Entries in GOC DB starting between the 22nd and 29th January 2014.
Service Scheduled? Outage/At Risk Start End Duration Reason
lcgfts3.gridpp.rl.ac.uk, SCHEDULED OUTAGE 27/01/2014 10:00 27/01/2014 12:00 2 hours Upgrade of FTS3 gridsite and openssl. WIll remove existing proxies on the server as part of upgrade.

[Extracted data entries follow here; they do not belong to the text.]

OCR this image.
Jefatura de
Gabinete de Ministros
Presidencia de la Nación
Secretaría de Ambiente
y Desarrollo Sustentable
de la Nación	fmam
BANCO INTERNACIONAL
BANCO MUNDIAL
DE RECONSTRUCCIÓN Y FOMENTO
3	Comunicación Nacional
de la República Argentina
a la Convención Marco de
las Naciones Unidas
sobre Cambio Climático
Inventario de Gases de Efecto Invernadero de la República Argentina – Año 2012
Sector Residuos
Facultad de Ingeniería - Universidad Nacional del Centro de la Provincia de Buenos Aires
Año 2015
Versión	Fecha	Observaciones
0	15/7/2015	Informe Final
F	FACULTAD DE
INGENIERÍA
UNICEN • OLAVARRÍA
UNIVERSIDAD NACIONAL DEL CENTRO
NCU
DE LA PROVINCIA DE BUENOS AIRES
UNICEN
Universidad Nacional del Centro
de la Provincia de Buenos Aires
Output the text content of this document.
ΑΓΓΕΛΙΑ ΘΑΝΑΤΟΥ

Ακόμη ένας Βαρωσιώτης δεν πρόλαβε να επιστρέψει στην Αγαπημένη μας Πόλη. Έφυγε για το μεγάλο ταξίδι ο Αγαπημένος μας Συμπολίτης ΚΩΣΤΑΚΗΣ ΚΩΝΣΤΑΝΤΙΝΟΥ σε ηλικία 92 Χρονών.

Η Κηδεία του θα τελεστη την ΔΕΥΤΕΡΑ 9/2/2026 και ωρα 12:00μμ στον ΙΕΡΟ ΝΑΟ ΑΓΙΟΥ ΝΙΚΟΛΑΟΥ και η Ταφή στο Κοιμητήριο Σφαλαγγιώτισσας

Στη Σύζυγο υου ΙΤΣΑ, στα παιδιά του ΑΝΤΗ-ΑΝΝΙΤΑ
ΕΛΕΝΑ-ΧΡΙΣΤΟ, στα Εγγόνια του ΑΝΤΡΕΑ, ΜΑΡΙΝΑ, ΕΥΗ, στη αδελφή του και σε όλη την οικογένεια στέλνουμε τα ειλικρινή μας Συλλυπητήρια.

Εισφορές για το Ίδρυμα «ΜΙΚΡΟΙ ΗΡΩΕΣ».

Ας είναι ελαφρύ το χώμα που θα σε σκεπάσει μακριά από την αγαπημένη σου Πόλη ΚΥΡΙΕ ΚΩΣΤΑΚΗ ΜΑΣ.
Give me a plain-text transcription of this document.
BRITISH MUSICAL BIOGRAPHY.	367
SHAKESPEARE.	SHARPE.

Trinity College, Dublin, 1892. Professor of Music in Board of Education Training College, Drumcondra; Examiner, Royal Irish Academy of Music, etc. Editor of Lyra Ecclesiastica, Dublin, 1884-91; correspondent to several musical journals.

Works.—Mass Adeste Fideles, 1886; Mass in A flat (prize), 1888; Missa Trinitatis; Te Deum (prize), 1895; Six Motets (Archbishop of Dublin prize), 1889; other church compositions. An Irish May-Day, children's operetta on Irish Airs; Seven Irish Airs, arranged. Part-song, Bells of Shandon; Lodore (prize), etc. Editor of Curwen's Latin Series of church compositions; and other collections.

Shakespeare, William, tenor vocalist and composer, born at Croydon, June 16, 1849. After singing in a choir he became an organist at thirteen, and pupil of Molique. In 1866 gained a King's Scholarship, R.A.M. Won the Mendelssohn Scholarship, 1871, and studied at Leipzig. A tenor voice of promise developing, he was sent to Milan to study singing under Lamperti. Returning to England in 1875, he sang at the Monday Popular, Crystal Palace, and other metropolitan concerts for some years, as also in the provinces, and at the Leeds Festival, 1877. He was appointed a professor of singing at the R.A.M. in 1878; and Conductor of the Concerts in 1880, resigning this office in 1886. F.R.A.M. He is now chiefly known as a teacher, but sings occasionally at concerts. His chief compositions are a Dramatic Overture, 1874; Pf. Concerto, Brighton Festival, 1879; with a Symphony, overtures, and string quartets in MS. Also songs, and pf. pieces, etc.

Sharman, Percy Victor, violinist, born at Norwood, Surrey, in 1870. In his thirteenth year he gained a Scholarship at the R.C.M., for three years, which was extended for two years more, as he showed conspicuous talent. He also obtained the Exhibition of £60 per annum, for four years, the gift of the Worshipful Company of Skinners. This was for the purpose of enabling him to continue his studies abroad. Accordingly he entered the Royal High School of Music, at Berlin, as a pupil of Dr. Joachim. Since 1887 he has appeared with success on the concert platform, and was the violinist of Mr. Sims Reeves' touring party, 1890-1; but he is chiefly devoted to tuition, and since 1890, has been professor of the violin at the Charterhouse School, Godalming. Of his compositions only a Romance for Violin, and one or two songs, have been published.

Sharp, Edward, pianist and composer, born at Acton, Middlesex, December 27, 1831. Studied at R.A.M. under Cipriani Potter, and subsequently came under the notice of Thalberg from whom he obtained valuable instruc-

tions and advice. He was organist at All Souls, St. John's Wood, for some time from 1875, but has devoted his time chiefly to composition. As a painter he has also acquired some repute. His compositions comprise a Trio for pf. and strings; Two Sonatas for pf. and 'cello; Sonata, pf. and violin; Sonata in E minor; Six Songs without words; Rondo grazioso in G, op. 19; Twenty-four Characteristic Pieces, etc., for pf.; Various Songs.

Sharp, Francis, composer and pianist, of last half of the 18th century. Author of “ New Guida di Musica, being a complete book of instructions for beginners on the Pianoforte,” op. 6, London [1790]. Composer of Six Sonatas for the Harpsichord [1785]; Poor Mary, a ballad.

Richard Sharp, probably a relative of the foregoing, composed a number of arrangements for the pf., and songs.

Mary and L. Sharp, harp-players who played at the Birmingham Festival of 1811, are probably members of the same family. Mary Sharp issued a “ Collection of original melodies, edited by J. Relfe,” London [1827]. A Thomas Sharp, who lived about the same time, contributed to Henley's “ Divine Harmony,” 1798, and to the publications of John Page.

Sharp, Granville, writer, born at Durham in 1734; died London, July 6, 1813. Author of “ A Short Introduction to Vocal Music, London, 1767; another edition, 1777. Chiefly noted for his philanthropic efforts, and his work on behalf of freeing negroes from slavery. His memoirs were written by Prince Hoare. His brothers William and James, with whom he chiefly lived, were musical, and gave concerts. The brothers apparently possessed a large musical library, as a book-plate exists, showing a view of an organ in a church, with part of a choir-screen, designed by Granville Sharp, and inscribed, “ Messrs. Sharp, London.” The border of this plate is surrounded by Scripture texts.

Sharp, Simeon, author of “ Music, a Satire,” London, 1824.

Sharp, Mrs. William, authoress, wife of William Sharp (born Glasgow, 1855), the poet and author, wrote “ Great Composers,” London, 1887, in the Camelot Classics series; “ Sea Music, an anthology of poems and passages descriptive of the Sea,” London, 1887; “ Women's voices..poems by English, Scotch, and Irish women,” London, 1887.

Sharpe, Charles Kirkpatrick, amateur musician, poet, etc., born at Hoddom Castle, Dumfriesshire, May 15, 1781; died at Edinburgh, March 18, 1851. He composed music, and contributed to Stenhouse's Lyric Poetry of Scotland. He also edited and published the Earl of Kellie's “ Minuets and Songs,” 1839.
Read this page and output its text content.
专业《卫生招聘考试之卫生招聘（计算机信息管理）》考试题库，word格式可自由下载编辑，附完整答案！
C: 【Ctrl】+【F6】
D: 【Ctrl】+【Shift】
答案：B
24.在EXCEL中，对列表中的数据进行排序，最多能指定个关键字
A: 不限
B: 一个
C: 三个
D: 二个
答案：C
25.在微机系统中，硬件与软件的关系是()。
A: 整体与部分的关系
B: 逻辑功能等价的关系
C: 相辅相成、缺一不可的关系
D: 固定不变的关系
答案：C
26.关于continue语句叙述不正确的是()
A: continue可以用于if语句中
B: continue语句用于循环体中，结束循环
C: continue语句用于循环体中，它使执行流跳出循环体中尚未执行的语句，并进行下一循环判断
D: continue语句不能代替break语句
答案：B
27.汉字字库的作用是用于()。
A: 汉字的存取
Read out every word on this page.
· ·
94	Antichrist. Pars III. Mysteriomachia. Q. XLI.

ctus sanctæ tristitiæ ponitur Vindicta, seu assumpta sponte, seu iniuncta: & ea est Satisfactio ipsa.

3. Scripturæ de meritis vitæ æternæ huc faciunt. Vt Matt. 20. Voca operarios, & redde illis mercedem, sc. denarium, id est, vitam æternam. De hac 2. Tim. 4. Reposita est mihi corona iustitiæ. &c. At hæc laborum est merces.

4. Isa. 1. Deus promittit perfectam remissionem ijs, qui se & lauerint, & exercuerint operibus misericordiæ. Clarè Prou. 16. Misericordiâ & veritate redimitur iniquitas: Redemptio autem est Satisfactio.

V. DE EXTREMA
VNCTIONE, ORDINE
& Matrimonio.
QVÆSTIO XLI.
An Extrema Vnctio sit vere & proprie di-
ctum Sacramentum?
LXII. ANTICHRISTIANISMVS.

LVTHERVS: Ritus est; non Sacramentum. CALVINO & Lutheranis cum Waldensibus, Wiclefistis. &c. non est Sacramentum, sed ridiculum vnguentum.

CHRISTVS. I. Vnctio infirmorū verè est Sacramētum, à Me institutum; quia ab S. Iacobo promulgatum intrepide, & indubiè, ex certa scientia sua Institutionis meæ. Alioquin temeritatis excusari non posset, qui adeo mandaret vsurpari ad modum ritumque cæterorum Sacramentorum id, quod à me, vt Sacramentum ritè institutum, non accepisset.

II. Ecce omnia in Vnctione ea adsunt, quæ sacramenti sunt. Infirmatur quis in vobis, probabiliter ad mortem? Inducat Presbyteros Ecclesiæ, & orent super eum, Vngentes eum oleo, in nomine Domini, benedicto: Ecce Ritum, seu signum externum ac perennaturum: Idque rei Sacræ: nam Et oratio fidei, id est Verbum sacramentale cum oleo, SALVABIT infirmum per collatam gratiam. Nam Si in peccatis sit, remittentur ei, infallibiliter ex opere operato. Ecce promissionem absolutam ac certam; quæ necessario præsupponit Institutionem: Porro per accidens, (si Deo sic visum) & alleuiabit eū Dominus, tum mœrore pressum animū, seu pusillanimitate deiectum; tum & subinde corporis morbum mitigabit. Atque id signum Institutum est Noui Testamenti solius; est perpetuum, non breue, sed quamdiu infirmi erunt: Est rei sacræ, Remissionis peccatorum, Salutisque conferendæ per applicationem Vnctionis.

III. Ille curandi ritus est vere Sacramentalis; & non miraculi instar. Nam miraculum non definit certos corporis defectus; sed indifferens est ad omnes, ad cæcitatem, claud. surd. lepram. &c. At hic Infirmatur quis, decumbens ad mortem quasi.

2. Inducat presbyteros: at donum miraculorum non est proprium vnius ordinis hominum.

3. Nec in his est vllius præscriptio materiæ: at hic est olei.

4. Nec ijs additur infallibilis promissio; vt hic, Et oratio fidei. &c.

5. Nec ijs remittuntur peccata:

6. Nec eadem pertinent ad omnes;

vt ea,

lcglb03.gridpp.rl.ac.uk, lcglb04.gridpp.rl.ac.uk, SCHEDULED OUTAGE 18/12/2013 11:00 31/01/2014 00:00 43 days, 13 hours old EMI-2 hosts to be retired
Open GGUS Tickets (Snapshot during morning of meeting)
GGUS ID Level Urgency State Creation Last Update VO Subject
100558 Green Less Urgent Waiting Reply 2014-01-27 2014-01-28 SNO+ Moving data
100507 Yellow Less Urgent Waiting Reply 2014-01-23 2014-01-27 CMS [sr #141722] Transfers from Caltech to RAL are failing
100343 Red Less Urgent In Progress 2014-01-16 2014-01-27 RAL WMS still generating 512 proxies
100114 Red Less Urgent In Progress 2014-01-08 2014-01-10 Jobs failing to get from RAL WMS to Imperial
99556 Red Very Urgent In Progress 2013-12-06 2014-01-21 NGI Argus requests for NGI_UK
98249 Red Urgent On Hold 2013-10-21 2014-01-14 SNO+ please configure cvmfs stratum-0 for SNO+ at RAL T1
97025 Red Less urgent On Hold 2013-09-03 2014-01-06 Myproxy server certificate does not contain hostname
86152 Red Less Urgent On Hold 2012-09-17 2013-10-18 correlated packet-loss on perfsonar host
Availability Report
Day OPS Alice Atlas CMS LHCb Comment
22/01/14 100 100 100 100 100
23/01/14 100 100 100 100 100
24/01/14 100 100 100 100 100
25/01/14 100 100 100 100 100
26/01/14 100 100 100 100 100
27/01/14 100 100 99.1 100 100 Single SRM PUT failure: "could not open connection to srm-atlas.gridpp.rl.ac.uk". Coincident with a database processes being put back on correct nodes in Oracle RAC.
28/01/14 100 100 100 72.0 100 CMS batch jobs not being run. problem with the relevant CMS user being given too low a priority on the batch system.